Eine Frau als Bürgermeisterin – das war früher eine Seltenheit. Den Bann gebrochen hat Zenzi Hölzl (SPÖ), sie wurde im Jahr 1948 in Gloggnitz (Bezirk Neunkirchen) zur ersten Bürgermeisterin Österreichs gewählt. Aber auch später waren Frauen in diesem Amt selten. 1996, als Lisbeth Kern (SPÖ) Bürgermeisterin von Petzenkirchen wurde, gab es österreichweit gerade einmal 20 Frauen in diesem Amt. Von diesen 20 Frauen ist sie die einzige, die bis heute Ortsvorsteherin geblieben ist – Lisbeth Kern ist schon seit mehreren Jahren Österreichs dienstälteste Bürgermeisterin.

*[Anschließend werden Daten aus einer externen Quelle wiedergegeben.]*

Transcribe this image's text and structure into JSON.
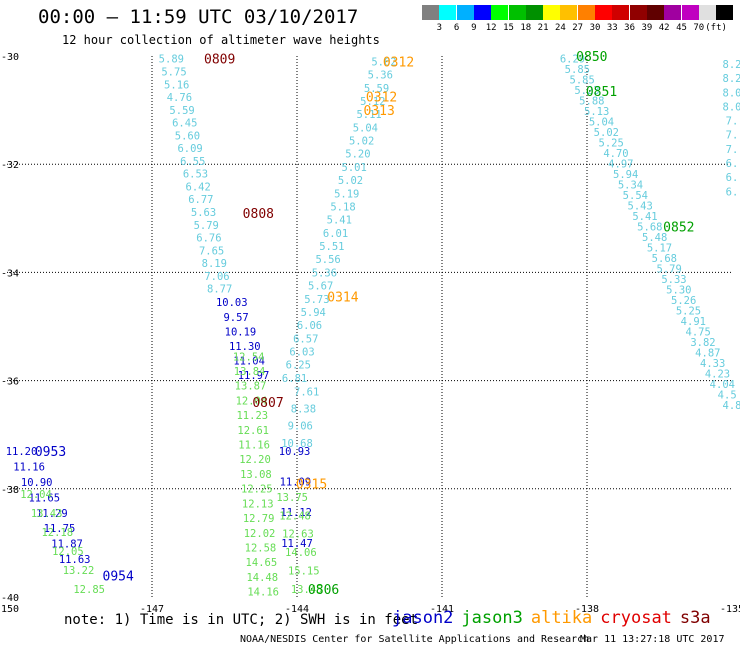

Die heute 67-Jährige übernahm die Geschicke der Gemeinde als 40-Jährige. Obwohl auch ihr Vater 25 Jahre lang Bürgermeister gewesen war, wurde sie anfangs skeptisch beäugt, wie sie schmunzelnd erzählt: „Damals bin ich schon wie eine Außerirdische betrachtet worden. Ich war die erste Bürgermeisterin im Bezirk Melk mit seinen 40 Gemeinden. Damals wurde ich etwa bei einer Feier von der ältesten Gemeindebürgerin angesprochen. Sie sagte zu mir: ‚Ja, bist eh ein liebes Dirndl, aber in der Männerwelt wirst dich nicht durchsetzen‘. Aber ich habe mich durchgesetzt, nach 27 Jahren kann man das schon sagen.“

Lisbeth Kern bei der Amtsübernahme 1996
Privat
Lisbeth Kern inmitten einer Männerriege bei ihrer Amtsübernahme 1996

„Man muss es sich als Frau zutrauen!“

Inzwischen änderten sich die Zeiten. Heute gibt es österreichweit 221 Bürgermeisterinnen, davon 81 in Niederösterreich, das sind prozentuell mit 14 Prozent nach wie vor nicht viele, im Bundesvergleich jedoch mit Abstand die meisten. Es bleibt aber trotzdem viel Luft nach oben, wie auch Kern findet: „Das Potenzial ist da. Wenn man sieht, dass es Bürgermeisterinnen gibt, die das können, dann traue sich da auch andere eher darüber. Ich denke, dass jede Gemeinde gut beraten ist mit einer Bürgermeisterin. Ich kann nur empfehlen, dass noch mehr Frauen kommen.“

In den Landtagen dagegen nahm nach den Wahlen – auch in Niederösterreich – die Zahl der Frauen zuletzt ab. Für Kern ist das nicht nachvollziehbar: „Frauen haben schon in vielen Dingen eine eigene Sicht und es wäre gut, das miteinzubringen. Warum sie in den Landtagen zuletzt weniger geworden sind, kann ich konkret nicht beantworten. Es wird an der Reihung der Parteien liegen. Ich weiß nicht, warum nicht genug gefunden wurden. Aber man muss den Frauen auch Mut machen, es sich zuzutrauen. Es gibt immer wieder Frauen, die sagen ‚das was du machst, das könnte ich nie‘. So ist das ja nicht, man muss es einfach probieren.“

Lisbeth Kern 27 Jahre Bürgermeisterin
privat & APA/SPÖ NÖ
Lisbeth Kern 1996 und 2023: Sie bedauert, dass es nicht mehr Frauen in der Kommunalpolitik gibt und will Vorbild für andere sein

Wahrscheinlich in die „Verlängerung“

Ein Projekt, das sie gar nicht wollte, war die Umfahrung Wieselburg (Bezirk Scheibbs) in der Ost-Variante an der Gemeindegrenze von Petzenkirchen. Sie kam trotzdem. Lisbeth Kern ist nach wie vor nicht glücklich damit, aber sie akzeptiere die Entscheidung: „Man muss auch verlieren können.“

Für die nächste Gemeinderatswahl im Jahr 2025 sucht sie zwar einen Nachfolger oder eine Nachfolgerin, das gestalte sich aber schwierig, wie sie sagt. Deshalb werde sie wohl noch einmal antreten, obwohl sie sich vorgenommen hatte, den 70. Geburtstag nicht mehr in diesem Amt zu feiern. Sie wird in der 1.300-Seelen-Gemeinde ihren Status als längstdienende Bürgermeisterin Österreichs womöglich noch weiter ausbauen.